La oración nos pone en la justa perspectiva. Nos baja de nuestro sentido de omnipotencia y afirma nuestra total dependencia de Dios. Con la oración no le recordamos a Dios lo que debe hacer, sino que nos recordamos a nosotros mismos que sin Él nada podemos. Recordamos que, al fin y al cabo, toda gracia proviene de su trono. Le decimos “tuyo es el poder y la gloria”.
Cuando Jesús enseñó sobre la oración intentó poner esto con toda claridad: “su Padre sabe lo que ustedes necesitan antes de que se lo pidan” (Mateo 6:8). Por eso lo que vale es la actitud, para que no seamos “como los gentiles, porque ellos se imaginan que serán escuchados por sus muchas palabras” (Mateo 6:7). Es al menos inquietante observar cómo algunos hacen alarde del tiempo que oran, de la extensión de sus ayunos o de los lugares donde oran. Son como los que Jesús mencionó que “oran en las plazas para que la gente los vea” (Mateo 6:5).
Para que entendamos bien lo que hasta ahora hemos leído: EN LA ORACIÓN LA ACTITUD ES LO QUE VALE.
LA ORACIÓN ES EL GRAN ACTO DE COMUNICACIÓN CON DIOS. Es bueno recordar que, en la oración, Dios no solo nos escucha sino que también quiere hablarnos. Uno de los temas ausentes cuando pensamos en la oración es el silencio. ¡Qué bueno sería acostumbrarnos a escuchar!
Si nosotros oramos y nuestras palabras fluyeran como un mínimo goteo, daríamos lugar a poder pensar en cada palabra, o frase que decimos. Muchas personas parecen una ametralladora de palabras cuando oran. Si tomamos con calma esto de HABLAR CON DIOS, nos tenemos que dar cuenta que para que haya una charla se necesitan al menos 2 personas. Una plantea cosas y la otra escucha. Pero con Dios es distinto. Él también quiere hablarnos, pero la mayoría de las veces no nos damos cuenta. Y tal vez ese segundo que no tuviste para escuchar es el segundo en el que DIOS te estaba respondiendo a tus inquietudes. Yo no puedo evitar preguntarte: Vos le hablaste a Dios. Y Él te respondió algo? La mayor parte de las veces es porque no lo dejamos.

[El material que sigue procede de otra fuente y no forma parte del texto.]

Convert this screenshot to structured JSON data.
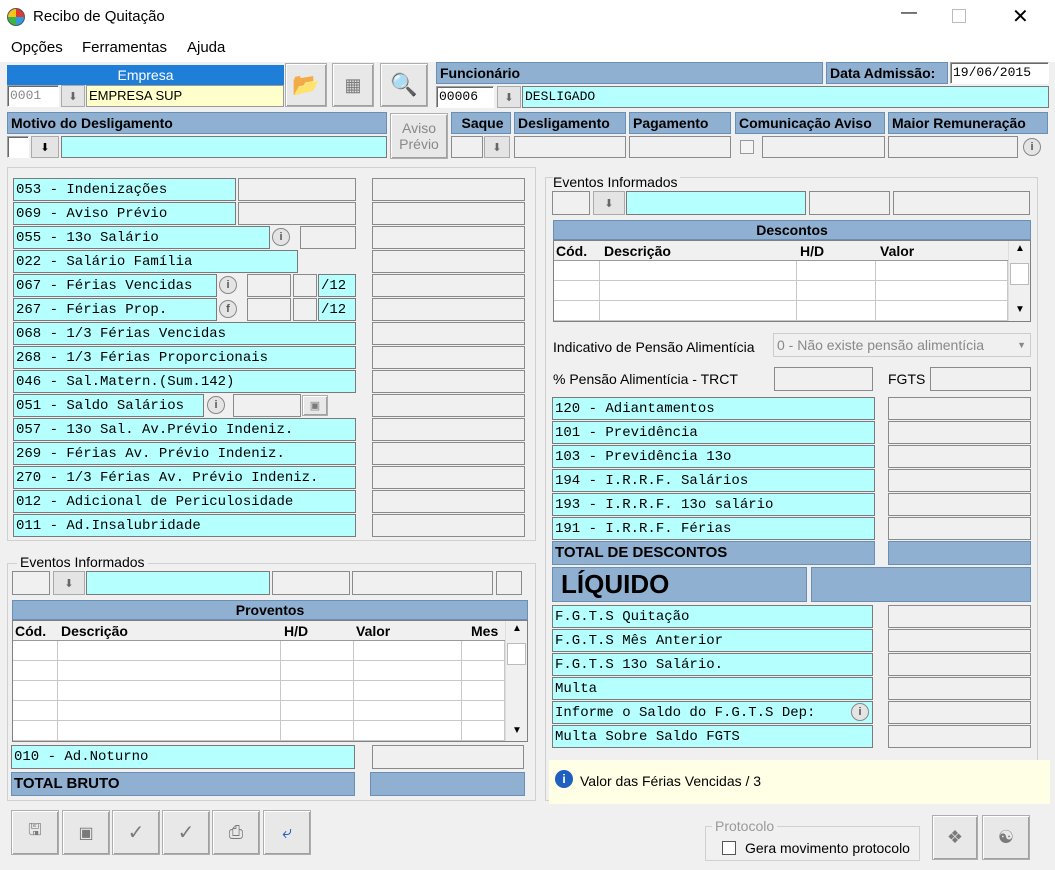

Mi hermano, donde te va a responder Dios? Y a qué hora lo hará? La respuesta es más que Obvia: no es el lugar, ni la hora lo importante en la oración. Lo que importa es “orar sin cesar” (1° Tesalonicenses 5:17).
En la oración tomamos conciencia de nuestra precariedad y absoluta dependencia de Dios.

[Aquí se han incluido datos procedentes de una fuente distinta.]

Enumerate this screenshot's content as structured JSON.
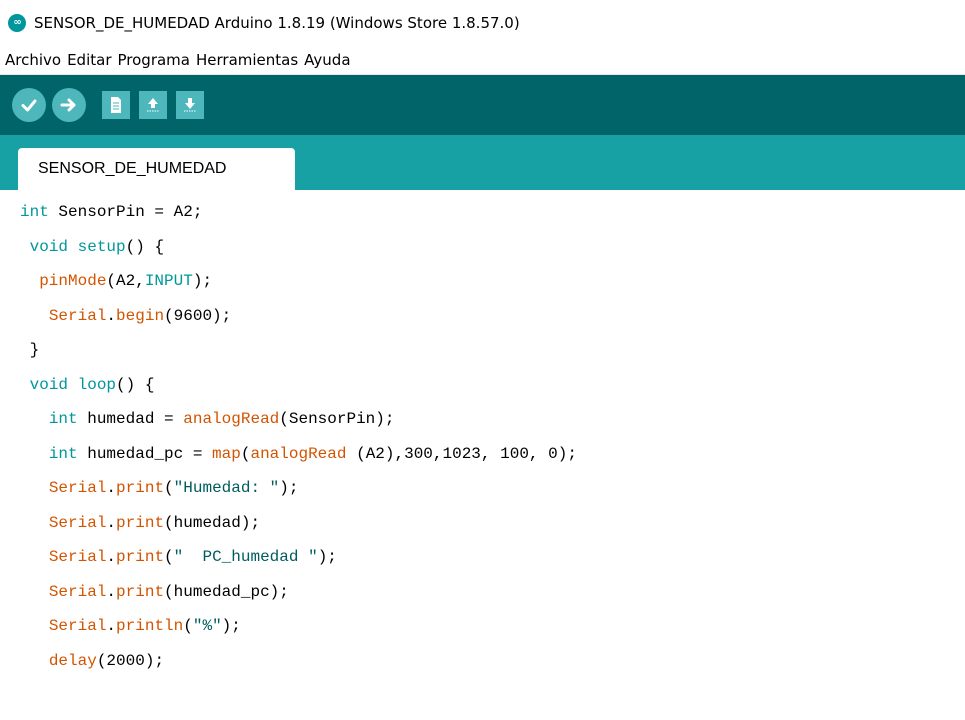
{
  "window": {
    "title": "SENSOR_DE_HUMEDAD Arduino 1.8.19 (Windows Store 1.8.57.0)"
  },
  "menu": {
    "items": [
      "Archivo",
      "Editar",
      "Programa",
      "Herramientas",
      "Ayuda"
    ]
  },
  "toolbar": {
    "buttons": [
      "verify-icon",
      "upload-icon",
      "new-file-icon",
      "open-icon",
      "save-icon"
    ]
  },
  "tabs": [
    {
      "label": "SENSOR_DE_HUMEDAD",
      "active": true
    }
  ],
  "colors": {
    "toolbar_bg": "#006468",
    "tabstrip_bg": "#17a1a5",
    "button_bg": "#4db7bb",
    "keyword": "#00979c",
    "function": "#d35400"
  },
  "code": {
    "lines": [
      [
        {
          "t": "int",
          "c": "kw"
        },
        {
          "t": " SensorPin = A2;",
          "c": ""
        }
      ],
      [
        {
          "t": " ",
          "c": ""
        },
        {
          "t": "void",
          "c": "kw"
        },
        {
          "t": " ",
          "c": ""
        },
        {
          "t": "setup",
          "c": "kw"
        },
        {
          "t": "() {",
          "c": ""
        }
      ],
      [
        {
          "t": "  ",
          "c": ""
        },
        {
          "t": "pinMode",
          "c": "fn"
        },
        {
          "t": "(A2,",
          "c": ""
        },
        {
          "t": "INPUT",
          "c": "kw"
        },
        {
          "t": ");",
          "c": ""
        }
      ],
      [
        {
          "t": "   ",
          "c": ""
        },
        {
          "t": "Serial",
          "c": "fn"
        },
        {
          "t": ".",
          "c": ""
        },
        {
          "t": "begin",
          "c": "fn"
        },
        {
          "t": "(9600);",
          "c": ""
        }
      ],
      [
        {
          "t": " }",
          "c": ""
        }
      ],
      [
        {
          "t": " ",
          "c": ""
        },
        {
          "t": "void",
          "c": "kw"
        },
        {
          "t": " ",
          "c": ""
        },
        {
          "t": "loop",
          "c": "kw"
        },
        {
          "t": "() {",
          "c": ""
        }
      ],
      [
        {
          "t": "   ",
          "c": ""
        },
        {
          "t": "int",
          "c": "kw"
        },
        {
          "t": " humedad = ",
          "c": ""
        },
        {
          "t": "analogRead",
          "c": "fn"
        },
        {
          "t": "(SensorPin);",
          "c": ""
        }
      ],
      [
        {
          "t": "   ",
          "c": ""
        },
        {
          "t": "int",
          "c": "kw"
        },
        {
          "t": " humedad_pc = ",
          "c": ""
        },
        {
          "t": "map",
          "c": "fn"
        },
        {
          "t": "(",
          "c": ""
        },
        {
          "t": "analogRead",
          "c": "fn"
        },
        {
          "t": " (A2),300,1023, 100, 0);",
          "c": ""
        }
      ],
      [
        {
          "t": "   ",
          "c": ""
        },
        {
          "t": "Serial",
          "c": "fn"
        },
        {
          "t": ".",
          "c": ""
        },
        {
          "t": "print",
          "c": "fn"
        },
        {
          "t": "(",
          "c": ""
        },
        {
          "t": "\"Humedad: \"",
          "c": "str"
        },
        {
          "t": ");",
          "c": ""
        }
      ],
      [
        {
          "t": "   ",
          "c": ""
        },
        {
          "t": "Serial",
          "c": "fn"
        },
        {
          "t": ".",
          "c": ""
        },
        {
          "t": "print",
          "c": "fn"
        },
        {
          "t": "(humedad);",
          "c": ""
        }
      ],
      [
        {
          "t": "   ",
          "c": ""
        },
        {
          "t": "Serial",
          "c": "fn"
        },
        {
          "t": ".",
          "c": ""
        },
        {
          "t": "print",
          "c": "fn"
        },
        {
          "t": "(",
          "c": ""
        },
        {
          "t": "\"  PC_humedad \"",
          "c": "str"
        },
        {
          "t": ");",
          "c": ""
        }
      ],
      [
        {
          "t": "   ",
          "c": ""
        },
        {
          "t": "Serial",
          "c": "fn"
        },
        {
          "t": ".",
          "c": ""
        },
        {
          "t": "print",
          "c": "fn"
        },
        {
          "t": "(humedad_pc);",
          "c": ""
        }
      ],
      [
        {
          "t": "   ",
          "c": ""
        },
        {
          "t": "Serial",
          "c": "fn"
        },
        {
          "t": ".",
          "c": ""
        },
        {
          "t": "println",
          "c": "fn"
        },
        {
          "t": "(",
          "c": ""
        },
        {
          "t": "\"%\"",
          "c": "str"
        },
        {
          "t": ");",
          "c": ""
        }
      ],
      [
        {
          "t": "   ",
          "c": ""
        },
        {
          "t": "delay",
          "c": "fn"
        },
        {
          "t": "(2000);",
          "c": ""
        }
      ],
      [],
      [
        {
          "t": "  }",
          "c": ""
        }
      ]
    ]
  }
}
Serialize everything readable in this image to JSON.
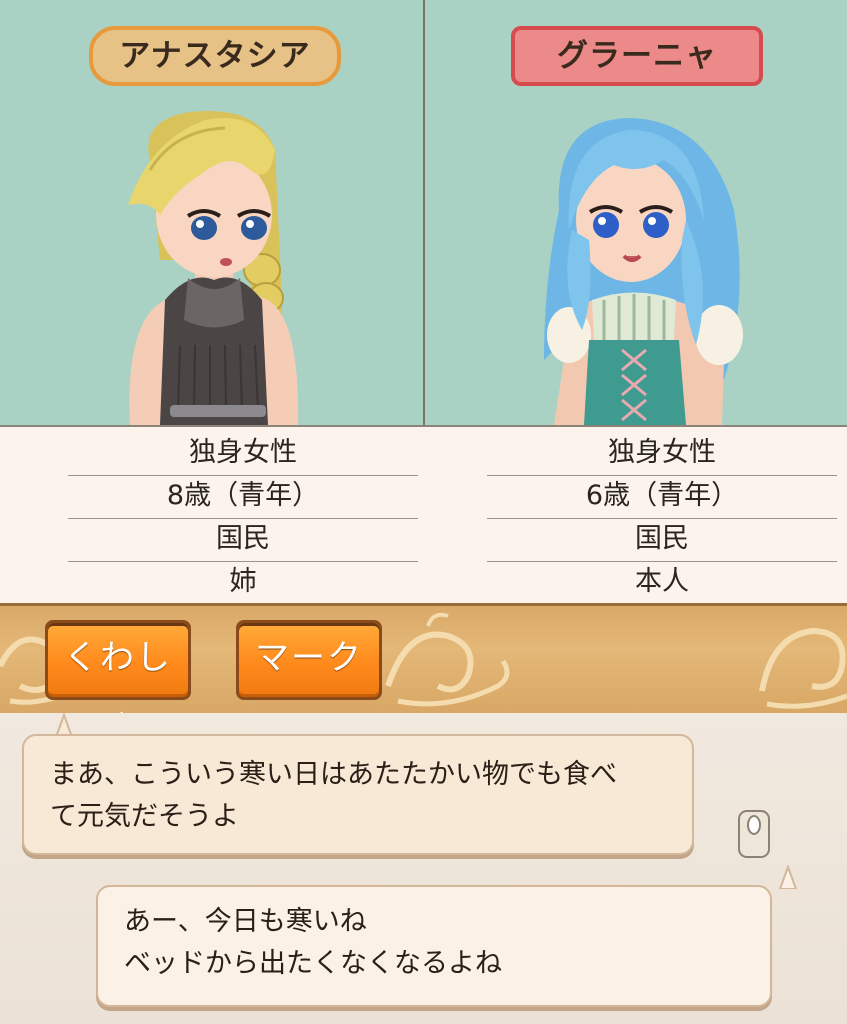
{
  "characters": [
    {
      "name": "アナスタシア",
      "hair_color": "#e8d66c",
      "nameplate_color": "#e7c287",
      "details": [
        "独身女性",
        "8歳（青年）",
        "国民",
        "姉"
      ]
    },
    {
      "name": "グラーニャ",
      "hair_color": "#7fc4ec",
      "nameplate_color": "#eb8a89",
      "details": [
        "独身女性",
        "6歳（青年）",
        "国民",
        "本人"
      ]
    }
  ],
  "actions": {
    "details_label": "くわしく",
    "mark_label": "マーク"
  },
  "conversation": [
    {
      "line1": "まあ、こういう寒い日はあたたかい物でも食べ",
      "line2": "て元気だそうよ"
    },
    {
      "line1": "あー、今日も寒いね",
      "line2": "ベッドから出たくなくなるよね"
    }
  ]
}
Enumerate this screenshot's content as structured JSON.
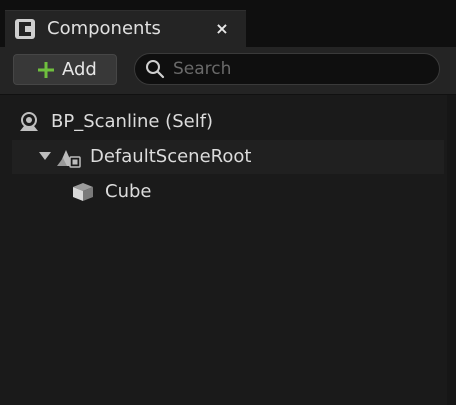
{
  "panel": {
    "tab_title": "Components",
    "close_glyph": "×"
  },
  "toolbar": {
    "add_label": "Add",
    "search_placeholder": "Search",
    "search_value": ""
  },
  "tree": {
    "items": [
      {
        "label": "BP_Scanline (Self)",
        "icon": "blueprint-self-icon",
        "depth": 0,
        "expanded": null
      },
      {
        "label": "DefaultSceneRoot",
        "icon": "scene-root-icon",
        "depth": 1,
        "expanded": true
      },
      {
        "label": "Cube",
        "icon": "cube-mesh-icon",
        "depth": 2,
        "expanded": null
      }
    ]
  },
  "colors": {
    "add_plus": "#6fbf3e",
    "background": "#1a1a1a",
    "toolbar": "#242424"
  }
}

No somos super héroes de la Fe, sino personas en las que nuestra fortaleza no está en nosotros sino en Dios, a quien oramos. Cuando en la oración modelo que Jesús nos enseñó nos dice que pidamos “no nos dejes caer en la tentación” (Mateo 6:13) es para que recordemos que ni siquiera tenemos las fuerzas para superar la tentación. De igual manera, cuando nos instruye a pedir por nuestro sustento habla del “pan de cada día”, no del pan para todos los días ni mucho menos para toda la vida. ¿Significa que vivimos desamparados en un mar de incertidumbres? No. Estamos en Sus manos y nunca nos abandonará. Pero cada día debemos reconocer que vivimos por su Gracia. La oración nos saca de actitudes triunfalistas. También acrecienta en nuestro ser la certeza de lo que Dios es capaz de hacer. Nos movemos de las imposibilidades humanas a las posibilidades divinas.
Por esto, la oración NO debe ser el último recurso que usamos cuando todo parece perdido, sino el primero que nos asegura que no hay nada imposible para Dios.